我如何在Haskell中使用策略编写并行减少？ [英] How do I write a parallel reduction using strategies in Haskell?

问题描述

在高性能计算中，总和，产品等通常使用并行缩减进行计算，该并行缩减采用 n 元素并在O（log n em）时间内完成（给定足够的并行度）。在Haskell中，我们通常使用 fold 进行这种计算，但评估时间在列表长度上始终是线性的。

数据并行Haskell有一些内置的，但在列表的通用框架中呢？我们可以用 Control.Parallel.Strategies ？

来做到这一点，假设 f 是关联的，我们该怎么写

parFold ::（a - > a - > a） - > ; [a] - > a

因此 parFold f xs 只需要时间对数 length xs ？

解决方案

我不认为列表是正确的数据类型这个。因为它只是一个链表，所以必须按顺序访问数据。虽然您可以并行评估这些项目，但在减少步骤中不会获得太多收益。如果你真的需要一个List，我认为最好的函数只是

  parFold f = foldl1'f。 withStrategy（parList rseq）
  

或者可能

  parFold f = foldl1'f。 withStrategy（parBuffer 5 rseq）
  

如果减少步骤很复杂，您可以通过细分像这样的列表：

  parReduce f = foldl'f mempty。 reducedList。 chunkList。 withStrategy（parList rseq）
其中
 chunkList list = let（l，ls）= splitAt 1000 list in l：chunkList ls 
 reducedList = parMap rseq（foldl'f mempty）
  

我冒昧地假设您的数据是 Monoid for mempty，如果这是不可能的，你可以用你自己的空类型替换mempty，或者更糟的情况是使用 foldl1'。

这里有两个来自 Control.Parallel.Strategies 的运算符。 parList 并行地评估列表的所有项目。之后， chunkList 将列表分成1000个元素的块。然后每个块都被 parMap 并行地减少。

您也可以尝试

  parReduce2 f = foldl'f mempty。 reducedList。 chunkList 
其中
 chunkList list = let（l，ls）= splitAt 1000 list in l：chunkList ls 
 reducedList = parMap rseq（foldl'f mempty）
  
 $ b 
取决于工作的分配方式，其中一种可能比其他方式更有效。
 
 
 
如果您可以使用对数据结构具有良好支持的数据结构（数组，矢量，映射等），那么可以对减少步骤执行二进制细分，这可能会更好。 / p> 
In high-performance computing, sums, products, etc are often calculated using a "parallel reduction" that takes n elements and completes in O(log n) time (given enough parallelism). In Haskell, we usually use a fold for this kind of calculation, but evaluation time is always linear in the length of the list.

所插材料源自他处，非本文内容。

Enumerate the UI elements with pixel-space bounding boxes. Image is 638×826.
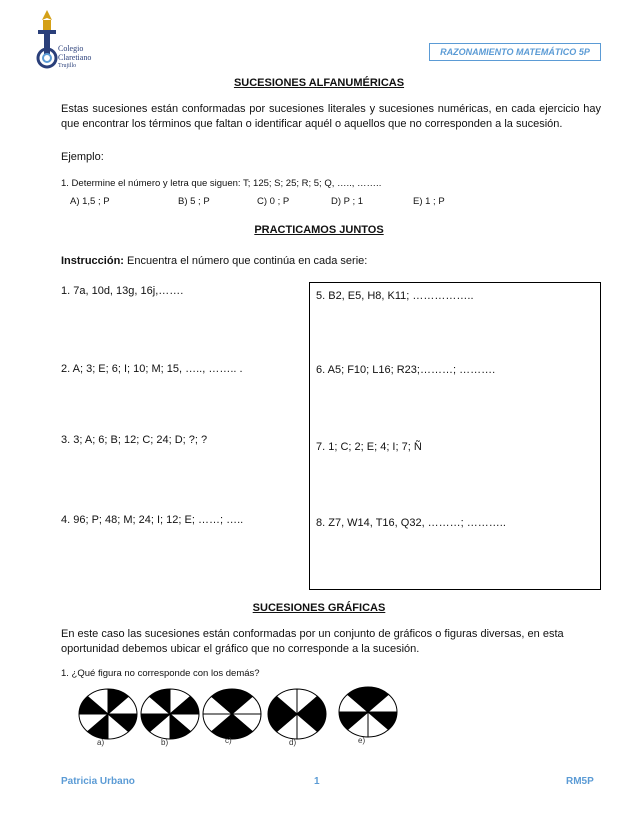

Data Parallel Haskell has some of this built in, but what about in the common framework of a list? Can we do it with Control.Parallel.Strategies?

So, assuming f is associative, how do we write

parFold :: (a -> a -> a) -> [a] -> a

so that parFold f xs only needs time logarithmic in length xs?
解决方案
I don't think a list is the right data type for this.  Because it's just a linked list, the data will necessarily be accessed sequentially.  Although you can evaluate the items in parallel, you won't gain much in the reduction step.  If you really need a List, I think the best function would be just
parFold f = foldl1' f . withStrategy (parList rseq)
or maybe
parFold f = foldl1' f . withStrategy (parBuffer 5 rseq)
If the reduction step is complex, you might get a gain by subdividing the list like this:
parReduce f = foldl' f mempty . reducedList . chunkList . withStrategy (parList rseq)
 where
  chunkList list = let (l,ls) = splitAt 1000 list in l : chunkList ls
  reducedList = parMap rseq (foldl' f mempty)
I've taken the liberty of assuming your data is a Monoid for mempty, if this isn't possible you can either replace mempty with your own empty type, or worse case use foldl1'.

There are two operators from Control.Parallel.Strategies in use here.  The parList evaluates all items of the list in parallel.  After that, the chunkList divides the list into chunks of 1000 elements.  Each of those chunks is then reduced in parallel by the parMap.

You might also try 
parReduce2 f = foldl' f mempty . reducedList . chunkList
 where
  chunkList list = let (l,ls) = splitAt 1000 list in l : chunkList ls
  reducedList = parMap rseq (foldl' f mempty)
Depending on exactly how the work is distributed, one of these may be more efficient than the others.

If you can use a data structure that has good support for indexing though (Array, Vector, Map, etc.), then you can do binary subdivisions for the reduction step, which will probably be better overall.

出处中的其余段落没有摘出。